Mauritius double tax treaty may be finetuned to survive I-T scrutiny
January, 11th 2008
The controversial double tax avoidance treaty between India and Mauritius is likely to survive despite pressure from the income-tax authorities. The pact may be reworked, but not scrapped, thanks to the lobbying by a high-level delegation headed by Mauritius Prime Minister Navinchandra Ramgoolam.
The pact, crucial for foreign institutional investors (FIIs) investing in India, has been facing an uncertain future since the revenue department in the finance ministry is opposed to loopholes that allow exploitation of the pact by intended beneficiaries. Several foreign companies, for example, have invested in India through what is known as the Mauritius route.
It is understood that Mr Ramgoolam discussed the issue with Prime Minister Manmohan Singh and pleaded strongly for status quo. The pact is crucial for Mauritius that is keen to develop itself into a leading financial centre of the world by offering attractively-low tax rates. Due to treaties like the one with India, a number of FIIs and foreign companies register special purpose vehicles (SPVs) in Mauritius for investment in other countries.
The two prime ministers (Mr Ramgoolam and Mr Singh) have held discussions on the treaty and we are very hopeful that keeping in mind the current economic realities, the treaty will not be scrapped, said Mauritian minister of public utilities Abu T Kasenally, who was part of the Mauritian delegation.
Substantial amount of foreign investment into India is routed through Mauritius, primarily on the strength of the capital gains exemptions available through this window. Data indicates that Mauritius is the second largest source of foreign investment into India, second only to the US.
Meanwhile, the government of Mauritius is going all out to woo investments from India. Under the new Business Facilitation Act of the country, foreign entrepreneurs can start business activities in the country within three working days on the basis of self adherence to guidelines set by the authorities, which will exercise ex-post control for compliance. The government of Mauritius does not discriminate between local and foreign investment. Foreigners are allowed to own 100% equity in local companies.
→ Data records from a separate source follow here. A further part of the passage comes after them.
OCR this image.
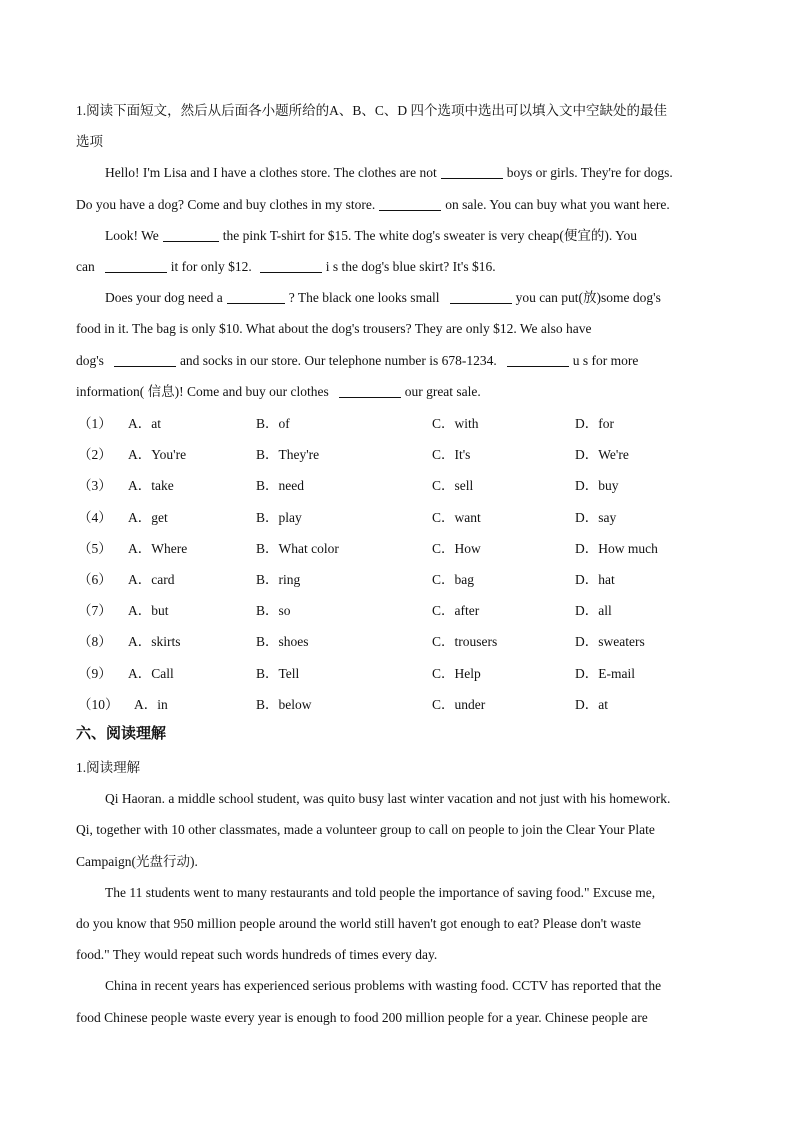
1.阅读下面短文，然后从后面各小题所给的A、B、C、D 四个选项中选出可以填入文中空缺处的最佳
选项
Hello! I'm Lisa and I have a clothes store. The clothes are not	boys or girls. They're for dogs.
Do you have a dog? Come and buy clothes in my store.	on sale. You can buy what you want here.
Look! We	the pink T-shirt for $15. The white dog's sweater is very cheap(便宜的). You
can	it for only $12.	i s the dog's blue skirt? It's $16.
Does your dog need a	? The black one looks small	you can put(放)some dog's
food in it. The bag is only $10. What about the dog's trousers? They are only $12. We also have
dog's	and socks in our store. Our telephone number is 678-1234.	u s for more
information( 信息)! Come and buy our clothes	our great sale.
（1） A．at	B．of	C．with	D．for
（2） A．You're	B．They're	C．It's	D．We're
（3） A．take	B．need	C．sell	D．buy
（4） A．get	B．play	C．want	D．say
（5） A．Where	B．What color	C．How	D．How much
（6） A．card	B．ring	C．bag	D．hat
（7） A．but	B．so	C．after	D．all
（8） A．skirts	B．shoes	C．trousers	D．sweaters
（9） A．Call	B．Tell	C．Help	D．E-mail
（10） A．in	B．below	C．under	D．at
六、阅读理解
1.阅读理解
Qi Haoran. a middle school student, was quito busy last winter vacation and not just with his homework.
Qi, together with 10 other classmates, made a volunteer group to call on people to join the Clear Your Plate
Campaign(光盘行动).
The 11 students went to many restaurants and told people the importance of saving food." Excuse me,
do you know that 950 million people around the world still haven't got enough to eat? Please don't waste
food." They would repeat such words hundreds of times every day.
China in recent years has experienced serious problems with wasting food. CCTV has reported that the
food Chinese people waste every year is enough to food 200 million people for a year. Chinese people are
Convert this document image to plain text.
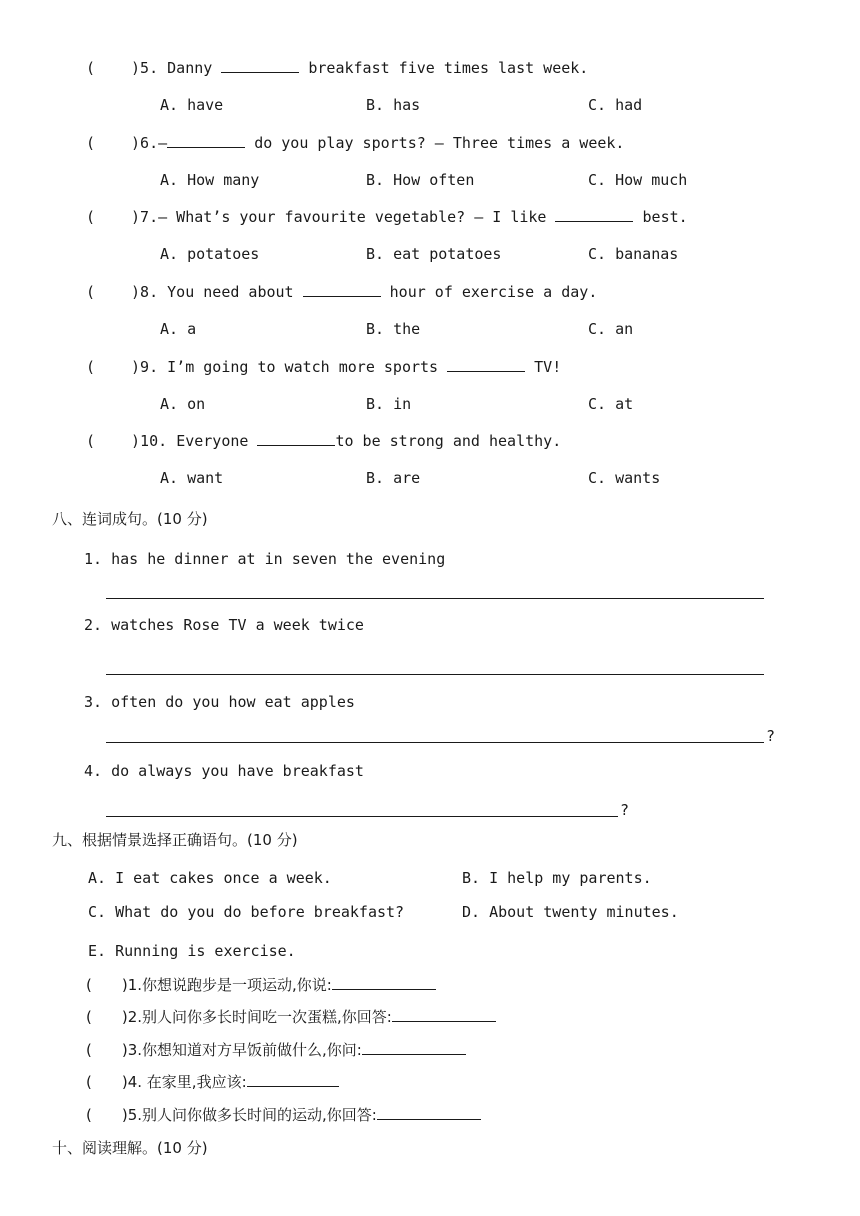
( )5. Danny	breakfast five times last week.
A. have	B. has	C. had
( )6.—	do you play sports? — Three times a week.
A. How many	B. How often	C. How much
( )7.— What’s your favourite vegetable? — I like	best.
A. potatoes	B. eat potatoes	C. bananas
( )8. You need about	hour of exercise a day.
A. a	B. the	C. an
( )9. I’m going to watch more sports	TV!
A. on	B. in	C. at
( )10. Everyone	to be strong and healthy.
A. want	B. are	C. wants
八、连词成句。(10 分)
1. has he dinner at in seven the evening
2. watches Rose TV a week twice
3. often do you how eat apples
?
4. do always you have breakfast
?
九、根据情景选择正确语句。(10 分)
A. I eat cakes once a week.	B. I help my parents.
C. What do you do before breakfast?	D. About twenty minutes.
E. Running is exercise.
( )1.你想说跑步是一项运动,你说:
( )2.别人问你多长时间吃一次蛋糕,你回答:
( )3.你想知道对方早饭前做什么,你问:
( )4. 在家里,我应该:
( )5.别人问你做多长时间的运动,你回答:
十、阅读理解。(10 分)
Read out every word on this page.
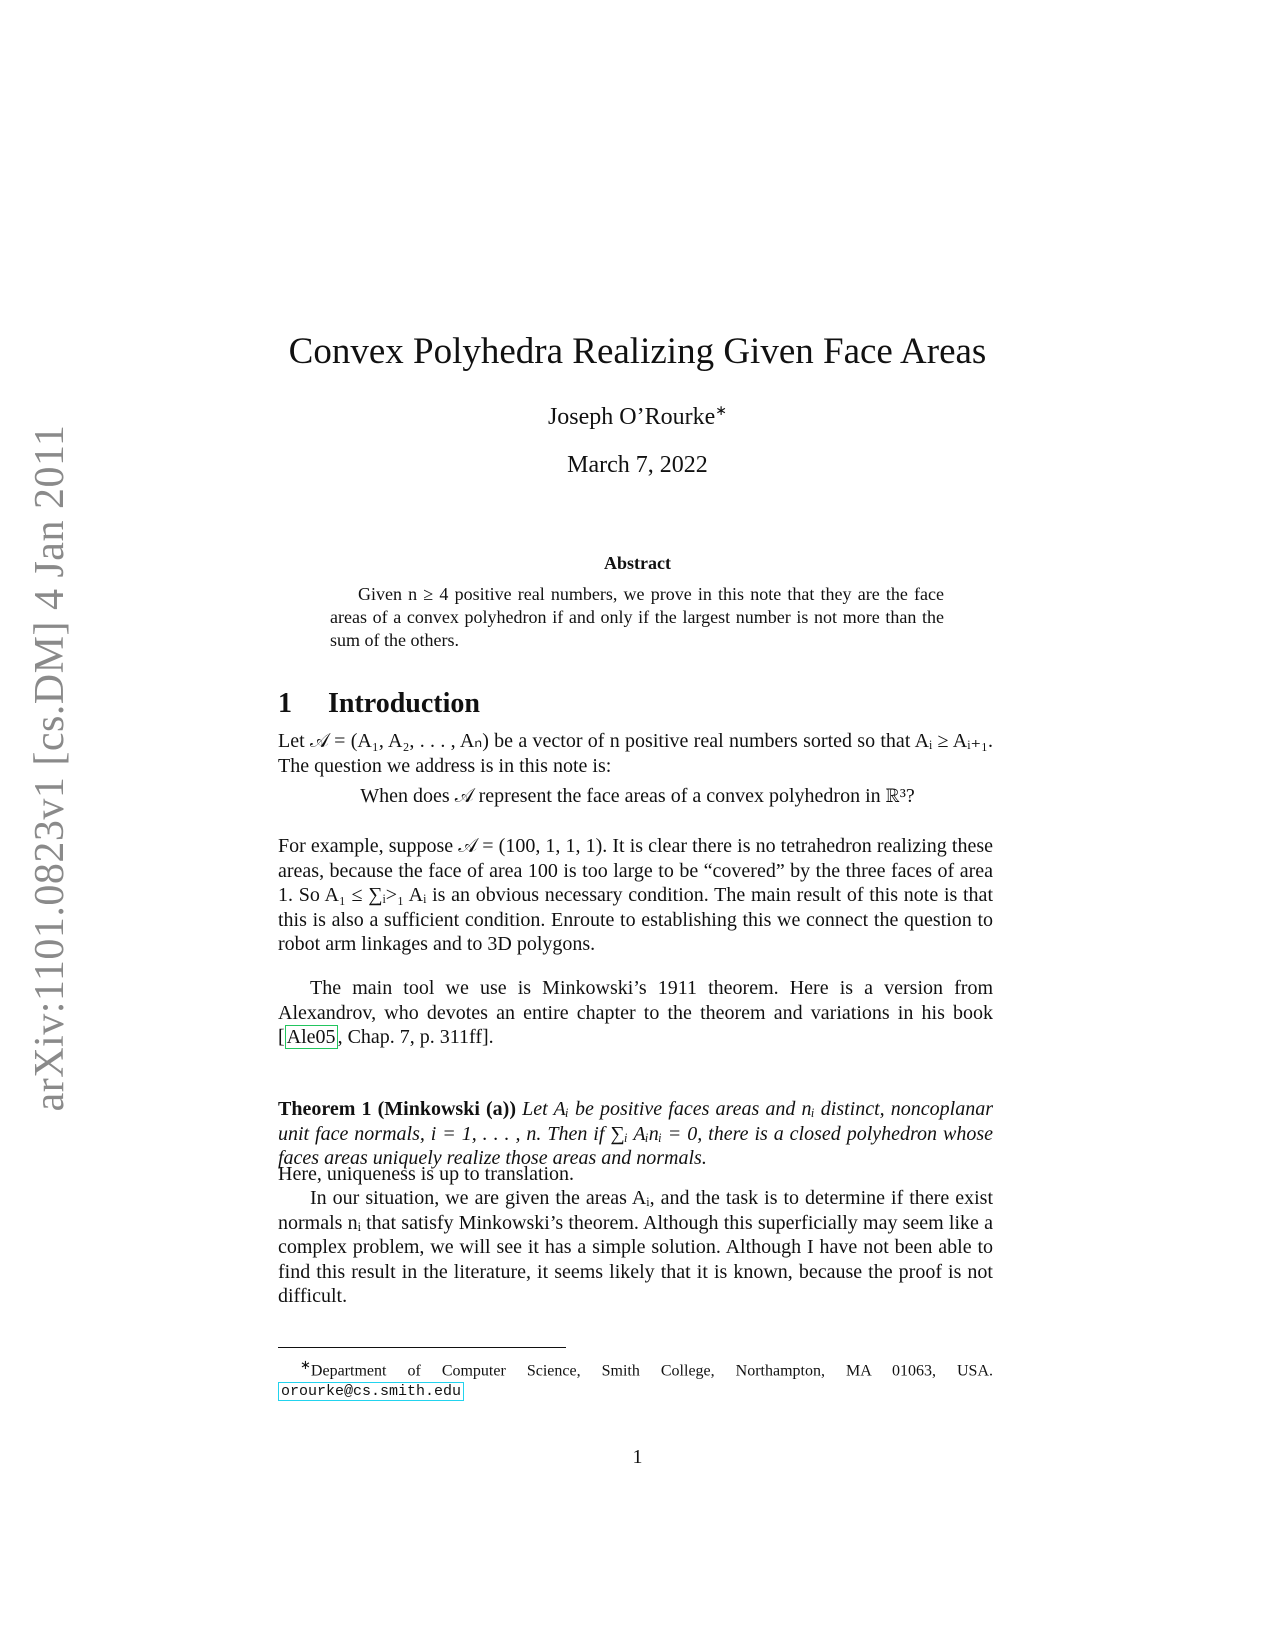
arXiv:1101.0823v1 [cs.DM] 4 Jan 2011
Convex Polyhedra Realizing Given Face Areas
Joseph O’Rourke∗
March 7, 2022
Abstract
Given n ≥ 4 positive real numbers, we prove in this note that they are the face areas of a convex polyhedron if and only if the largest number is not more than the sum of the others.
1 Introduction
Let 𝒜 = (A₁, A₂, . . . , Aₙ) be a vector of n positive real numbers sorted so that Aᵢ ≥ Aᵢ₊₁. The question we address is in this note is:
When does 𝒜 represent the face areas of a convex polyhedron in ℝ³?
For example, suppose 𝒜 = (100, 1, 1, 1). It is clear there is no tetrahedron realizing these areas, because the face of area 100 is too large to be “covered” by the three faces of area 1. So A₁ ≤ ∑ᵢ>₁ Aᵢ is an obvious necessary condition. The main result of this note is that this is also a sufficient condition. Enroute to establishing this we connect the question to robot arm linkages and to 3D polygons.
The main tool we use is Minkowski’s 1911 theorem. Here is a version from Alexandrov, who devotes an entire chapter to the theorem and variations in his book [ Ale05 , Chap. 7, p. 311ff].
Theorem 1 (Minkowski (a)) Let Aᵢ be positive faces areas and nᵢ distinct, noncoplanar unit face normals, i = 1, . . . , n. Then if ∑ᵢ Aᵢnᵢ = 0, there is a closed polyhedron whose faces areas uniquely realize those areas and normals.
Here, uniqueness is up to translation.
In our situation, we are given the areas Aᵢ, and the task is to determine if there exist normals nᵢ that satisfy Minkowski’s theorem. Although this superficially may seem like a complex problem, we will see it has a simple solution. Although I have not been able to find this result in the literature, it seems likely that it is known, because the proof is not difficult.
∗Department of Computer Science, Smith College, Northampton, MA 01063, USA. orourke@cs.smith.edu
1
Also, residence permits and work permits for foreign investors and professionals have been combined into an single occupation permit, which is now processed within three working days. We are seeking investments from India in the area of infrastructure, hospitality, telecom and IT. We are also very keen to attract professionals in the field of IT, construction and telecom.
We need specialist doctors and engineers from India, Mr Kasenally said. The government of Mauritius is wooing US companies with the carrot of preferential access to the Indian market through the recent Comprehensive Economic Cooperation and Partnership Agreement (CEPA) signed between Mauritius and India.
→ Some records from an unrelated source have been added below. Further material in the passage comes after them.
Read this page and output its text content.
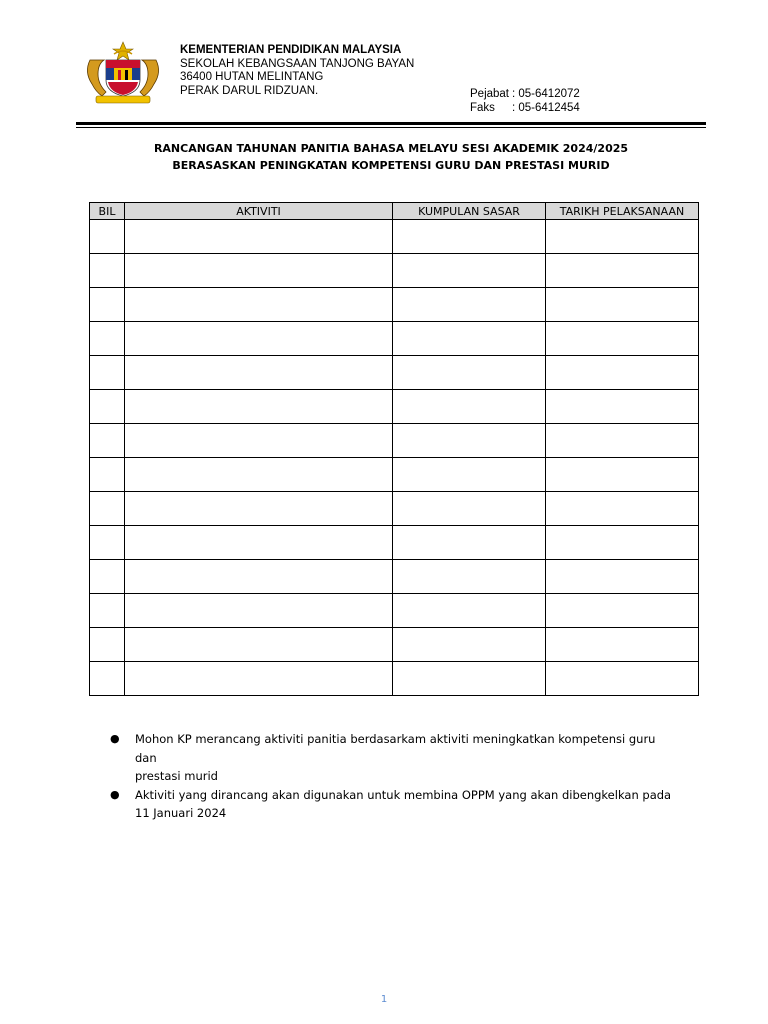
KEMENTERIAN PENDIDIKAN MALAYSIA
SEKOLAH KEBANGSAAN TANJONG BAYAN
36400 HUTAN MELINTANG
PERAK DARUL RIDZUAN.	Pejabat : 05-6412072
Faks	: 05-6412454
RANCANGAN TAHUNAN PANITIA BAHASA MELAYU SESI AKADEMIK 2024/2025
BERASASKAN PENINGKATAN KOMPETENSI GURU DAN PRESTASI MURID
BIL	AKTIVITI	KUMPULAN SASAR	TARIKH PELAKSANAAN

●	Mohon KP merancang aktiviti panitia berdasarkam aktiviti meningkatkan kompetensi guru dan
prestasi murid
●	Aktiviti yang dirancang akan digunakan untuk membina OPPM yang akan dibengkelkan pada
11 Januari 2024
1
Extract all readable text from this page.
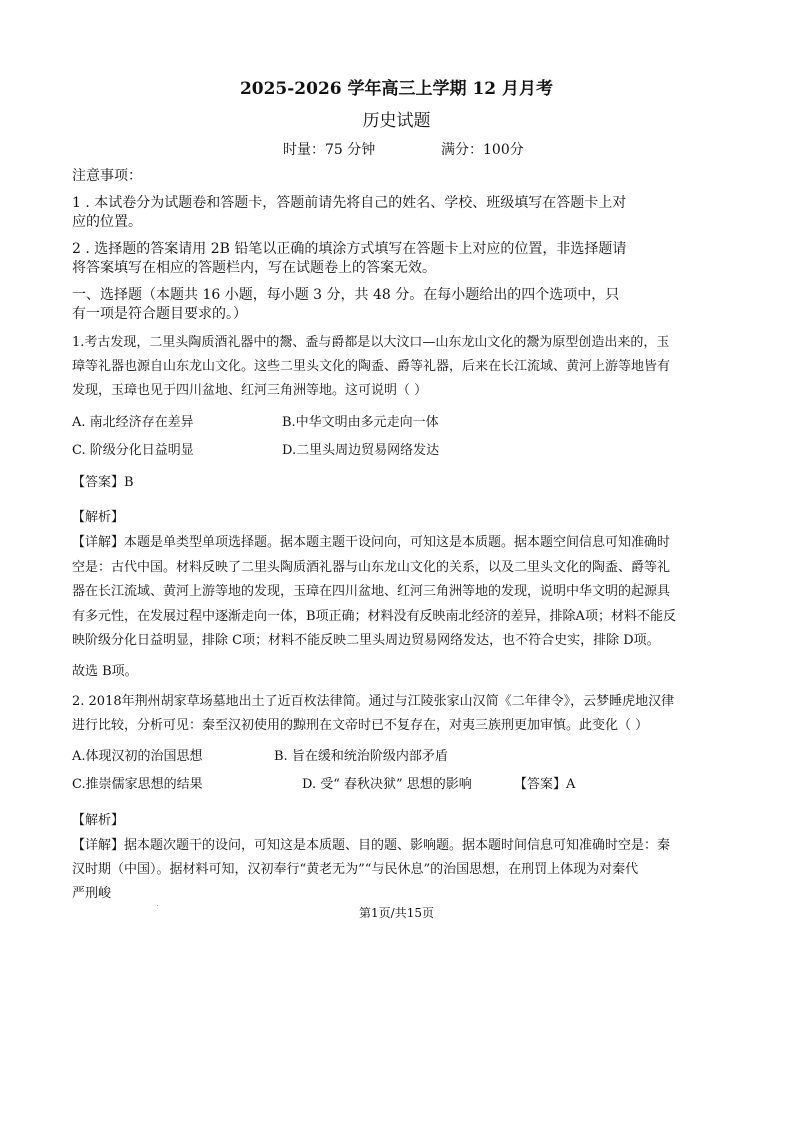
2025-2026 学年高三上学期 12 月月考
历史试题
时量：75 分钟	满分：100分
注意事项：
1 . 本试卷分为试题卷和答题卡，答题前请先将自己的姓名、学校、班级填写在答题卡上对
应的位置。
2 . 选择题的答案请用 2B 铅笔以正确的填涂方式填写在答题卡上对应的位置，非选择题请
将答案填写在相应的答题栏内，写在试题卷上的答案无效。
一、选择题（本题共 16 小题，每小题 3 分，共 48 分。在每小题给出的四个选项中，只
有一项是符合题目要求的。）
1.考古发现，二里头陶质酒礼器中的鬶、盉与爵都是以大汶口—山东龙山文化的鬶为原型创造出来的，玉
璋等礼器也源自山东龙山文化。这些二里头文化的陶盉、爵等礼器，后来在长江流域、黄河上游等地皆有
发现，玉璋也见于四川盆地、红河三角洲等地。这可说明（ ）
A. 南北经济存在差异	B.中华文明由多元走向一体
C. 阶级分化日益明显	D.二里头周边贸易网络发达
【答案】B
【解析】
【详解】本题是单类型单项选择题。据本题主题干设问向，可知这是本质题。据本题空间信息可知准确时
空是：古代中国。材料反映了二里头陶质酒礼器与山东龙山文化的关系，以及二里头文化的陶盉、爵等礼
器在长江流域、黄河上游等地的发现，玉璋在四川盆地、红河三角洲等地的发现，说明中华文明的起源具
有多元性，在发展过程中逐渐走向一体，B项正确；材料没有反映南北经济的差异，排除A项；材料不能反
映阶级分化日益明显，排除 C项；材料不能反映二里头周边贸易网络发达，也不符合史实，排除 D项。
故选 B项。
2. 2018年荆州胡家草场墓地出土了近百枚法律简。通过与江陵张家山汉简《二年律令》，云梦睡虎地汉律
进行比较，分析可见：秦至汉初使用的黥刑在文帝时已不复存在，对夷三族刑更加审慎。此变化（ ）
A.体现汉初的治国思想	B. 旨在缓和统治阶级内部矛盾
C.推崇儒家思想的结果	D. 受“ 春秋决狱” 思想的影响	【答案】A
【解析】
【详解】据本题次题干的设问，可知这是本质题、目的题、影响题。据本题时间信息可知准确时空是：秦
汉时期（中国）。据材料可知，汉初奉行“黄老无为”“与民休息”的治国思想，在刑罚上体现为对秦代
严刑峻
第1页/共15页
The Integrated Resorts Scheme (IRS), which is meant to attract high net worth non-citizens who want to acquire an immoveable property of not less than $500,000 in Mauritius (within a resort approved by the board of investment) for personal residence, is also proving to be very popular.
The investor and his/her spouse and dependents are granted resident permits to live in Mauritius and can later acquire citizenship. Under this scheme, we are attracting people from India as well as people of Indian origin from east Africa and the Gulf region. In many cases, overseas Indians find Mauritius a better place to set up businesses or move their operations than many other countries, Mr Kasenally said.